Erdoğan calls Bernie
Imagine a year from today when there is a new president in the White House. That person’s name could be Hillary, Bernie or even Donald. But for the sake of argument and coherence in this scenario, we will imagine Bernie Sanders is in the White House. Now, let’s imagine a hypothetical telephone call
between the White House and President Recep Tayyip Erdoğan.
- Good morning, Mr. President.
- Good morning, Mr. Erdoğan.
- We have a PYD (Democratic Union Party) problem; I mentioned this before you took office. U.S. President Barack Obama ignored it.
- They are almost like the KDP (Kurdistan Democratic Party) in northern Iraq, self-sufficient and secular with no intention of independence. Why are you unhappy?
- Because they are linked to the PKK (the outlawed Kurdistan Workers’ Party).
- But your government has also talked to the PKK leader. You were on the verge of a peace deal. We support your brave decision. We would encourage the Kurdish parties to stand with you in the talks.
- But we need more armed drones to kill the rest of the PKK first. There should be no military arm of this organization. Your congress is not approving the sales.
- Neither am I.
Again, this is an imaginary scenario, but one should not be surprised if one year from today we are still battling PKK terror, juggling to find a way to solve the refugee crisis and struggling inside an economic crisis. Because despite all the good-willed efforts, the wheels in Ankara seem to not be turning.
On a standard day, Prime Minister Ahmet Davutoğlu makes at least three TV appearances. President Erdoğan, not to be left out of the TV circuit, makes at least two speeches. One cannot help but wonder when they actually read reports, sign decrees or get briefings.
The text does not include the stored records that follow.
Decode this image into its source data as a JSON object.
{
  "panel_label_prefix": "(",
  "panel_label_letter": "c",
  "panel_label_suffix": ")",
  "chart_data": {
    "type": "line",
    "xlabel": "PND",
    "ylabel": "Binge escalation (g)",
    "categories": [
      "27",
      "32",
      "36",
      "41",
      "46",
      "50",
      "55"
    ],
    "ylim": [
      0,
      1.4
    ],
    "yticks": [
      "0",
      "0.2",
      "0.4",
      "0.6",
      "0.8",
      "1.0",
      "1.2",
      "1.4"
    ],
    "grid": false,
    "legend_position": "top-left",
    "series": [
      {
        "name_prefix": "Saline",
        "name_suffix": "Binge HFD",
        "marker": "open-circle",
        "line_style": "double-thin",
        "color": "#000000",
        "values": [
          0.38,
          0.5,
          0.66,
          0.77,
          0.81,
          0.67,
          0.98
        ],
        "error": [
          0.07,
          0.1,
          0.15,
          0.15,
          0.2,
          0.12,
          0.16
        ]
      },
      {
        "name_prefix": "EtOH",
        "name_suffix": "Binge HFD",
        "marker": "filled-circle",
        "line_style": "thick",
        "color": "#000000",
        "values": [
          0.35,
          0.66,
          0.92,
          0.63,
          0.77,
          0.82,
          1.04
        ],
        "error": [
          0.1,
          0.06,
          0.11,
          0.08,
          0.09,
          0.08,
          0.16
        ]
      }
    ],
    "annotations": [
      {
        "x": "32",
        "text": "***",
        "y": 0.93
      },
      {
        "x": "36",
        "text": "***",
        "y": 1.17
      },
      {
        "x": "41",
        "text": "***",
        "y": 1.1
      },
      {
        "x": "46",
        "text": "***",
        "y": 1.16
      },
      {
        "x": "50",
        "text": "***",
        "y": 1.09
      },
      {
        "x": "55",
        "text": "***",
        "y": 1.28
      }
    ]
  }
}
PM Davutoğlu gets a briefing once a week from the National Intelligence Organization (MİT) undersecretary and the country’s military chief, and they only last about one hour. When do they really make decisions anyway?
So in the end, they end up reading a columnist who writes that U.S. presidential candidate Sanders is a “marginal Jewish leftist” or Energy Minister Berat Albayrak, who likens Republican People’s Party (CHP) leader Kemal Kılıçdaroğlu to real estate empire mogul Donald Trump.
Sadly this mediocracy and ignorance will not bring us to a better place. While Ankara is locked up in its obsession with Russia and Syrian President Bashar al-Assad, the rest of the world is getting ready to do business with Iran, witness a historic election in the U.S. and maybe much more. “They are trying to lock us inwards,” said President Erdoğan on Feb. 10. Who are “they?”
President Erdoğan would probably have a lot in common with Sanders on issues like immigration, health care and taxing Wall Street. Sanders would most likely support a foreign policy to balance Palestinians against Israel in the Middle East. He would be less interested in military intervention and maybe more inclined to let NATO allies take initiative. But he would be more aggressive in pushing freedom of the press and expression in Turkey. He would be more willing to talk to Turkey’s opposition groups. Hey, he may even make reference to the Gezi Park protests.
Time is running out. Ankara should start getting to know the candidates as soon as possible.